Capito was considered a key Senate vote to pass the Senate proposal to repeal and replace the Affordable Care Act that West Virginia’s Democratic Sen. Joe Manchin and other Democrats oppose.
She says current law, so-called Obamacare, needs to be addressed and has led to skyrocketing costs for restrictive commercial insurance for families and small businesses.
Earlier Tuesday, Senate Republican leaders postponed a vote until at least next month.
WASHINGTON (NEWS RELEASE) – U.S. Senator Shelley Moore Capito (R-W.Va.) issued the following news release after the Senate delayed its vote on the Senate health care discussion draft:
Senator Capito: “I came to Washington to make the lives of West Virginians better. Throughout this debate, I have said that I will only support a bill that provides access to affordable health care coverage for West Virginians, including those on Medicaid and those struggling with drug addiction. In West Virginia, Obamacare has led to skyrocketing premiums, co-pays, and deductibles for families and small businesses. Patients have fewer choices in doctors and hospitals as networks shrink and plans become more restrictive.”

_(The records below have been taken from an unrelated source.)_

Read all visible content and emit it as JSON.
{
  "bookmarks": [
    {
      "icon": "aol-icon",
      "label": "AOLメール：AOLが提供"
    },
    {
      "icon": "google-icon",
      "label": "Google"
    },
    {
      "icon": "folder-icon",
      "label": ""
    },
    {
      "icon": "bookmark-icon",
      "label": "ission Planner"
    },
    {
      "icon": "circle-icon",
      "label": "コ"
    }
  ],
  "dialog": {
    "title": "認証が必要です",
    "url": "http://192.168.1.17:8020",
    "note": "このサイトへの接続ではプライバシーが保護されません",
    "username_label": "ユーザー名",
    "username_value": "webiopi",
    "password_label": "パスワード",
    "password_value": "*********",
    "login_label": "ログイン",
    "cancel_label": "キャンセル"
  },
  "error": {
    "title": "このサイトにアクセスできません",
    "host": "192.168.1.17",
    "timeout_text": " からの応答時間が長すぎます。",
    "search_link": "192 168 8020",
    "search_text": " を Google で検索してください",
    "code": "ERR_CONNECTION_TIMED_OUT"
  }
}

“I have consistently looked for opportunities to improve this broken law, including co-sponsoring the Patient Freedom Act of 2017 earlier this year. I continue to believe we must repair what can be fixed, scrap what is not working, and create a better health care reality for West Virginians. At the same time, West Virginia has the largest Medicaid population in the country. I recognize that many West Virginians rely on health coverage and access to substance abuse treatment because of my state’s decision to expand coverage through Medicaid. I have studied the draft legislation and CBO analysis to understand its impact on West Virginians. As drafted, this bill will not ensure access to affordable health care in West Virginia, does not do enough to combat the opioid epidemic that is devastating my state, cuts traditional Medicaid too deeply, and harms rural health care providers.”
“As drafted, the Senate health care bill is not the right fix for West Virginia, and I cannot support it. My concerns will need to be addressed going forward.”